Principles for high-viscosity mixing

Liquid mixing processes are used in a wide range of industries to produce an even wider range of products.

In practice, most industrial mixing processes feature low-viscosity fluids — i.e., those that move easily when agitated and continue to flow after agitation is removed, as opposed to high-viscosity fluids which do not flow easily, if at all, unless directly driven by mechanical means.

There is much more flexibility in designing mixing equipment for low-viscosity applications, while high-viscosity applications present more challenges. Understanding the unique needs of high-viscosity mixing is critical for businesses to ensure they have the right equipment for their needs.

What is high viscosity?

The degree to which a fluid resists continual movement when subjected to shear force such as from a mixing impeller is primarily determined by its viscosity. 

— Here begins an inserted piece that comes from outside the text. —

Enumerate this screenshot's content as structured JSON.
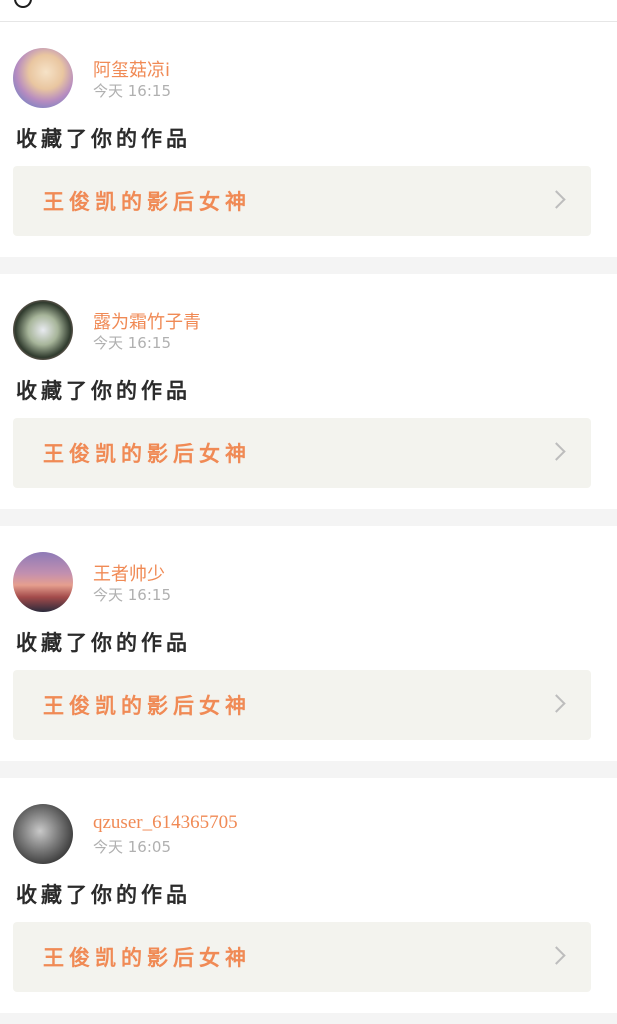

Viscosity values can be provided by liquid ingredient producers on their product data sheets or they can be determined using multiple types of test equipment with results provided in various units of measure. Centipoise (cps) is one common unit of measure with 1 centipoise being the viscosity of water. Extreme viscosities for products such as asphalt that almost completely resist flow can exceed 250,000 cps and we have even seen examples of some printing ink formulations that exceeded 1,000,000 cps. These application types are the least common and require highly specialized equipment designs.

Although there is not a standard viscosity value that determines an application to be “high viscosity,” for practical purposes we will consider it to be relatively so when achieving continual flow throughout a mixing vessel requires significant assistance to remain in motion. In general, as viscosity increases the resulting flow becomes more laminar than turbulent, increasing the importance of appropriate mixer design to achieve a desired agitation level or mixture homogeneity. Some common and varying degrees of higher viscosity mixing applications are the blending of heavy paints or primers in the coatings industry, the production of food products such as condiments or peanut butter, and the aforementioned pigmentation of printing inks.

High-viscosity mixing components

For high-viscosity mixing applications, the importance of torque and the mixing impeller type and diameter are paramount to mixing success. For example, direct-drive motors with rotational speeds over 1,000 rpm driving small mixing impellers may adequately agitate water-like materials in mixing tanks of significantly large volume. However, this same arrangement will not produce the needed pumping capacity or flow pattern in the mixing vessel with more viscous formulations.

Mixers that feature a gearbox to reduce the rpm produced by the motor while greatly increasing its torque output produce better results for high-viscosity mixing. This increase in torque means that mixer shaft diameters must be larger in order to drive impellers that can exceed half the tank diameter. Common mixing tank configurations typically require three-blade axial turbine or four-blade axial turbine impeller types which have broad blades and an aggressive pitch to maximize the contact surface area during the mixing process.

Container types and applications

Liquid production facilities perform mixing operations in containers that range from less than one gallon to thousands of gallons, and industrial mixing equipment providers offer mixer designs to accommodate many different container types. Common container types include 5-gallon pails, 55-gallon drums, plastic and stainless steel 275-gallon bulk containers or “totes,” and open- or closed-top mixing tanks from tens to thousands of gallons.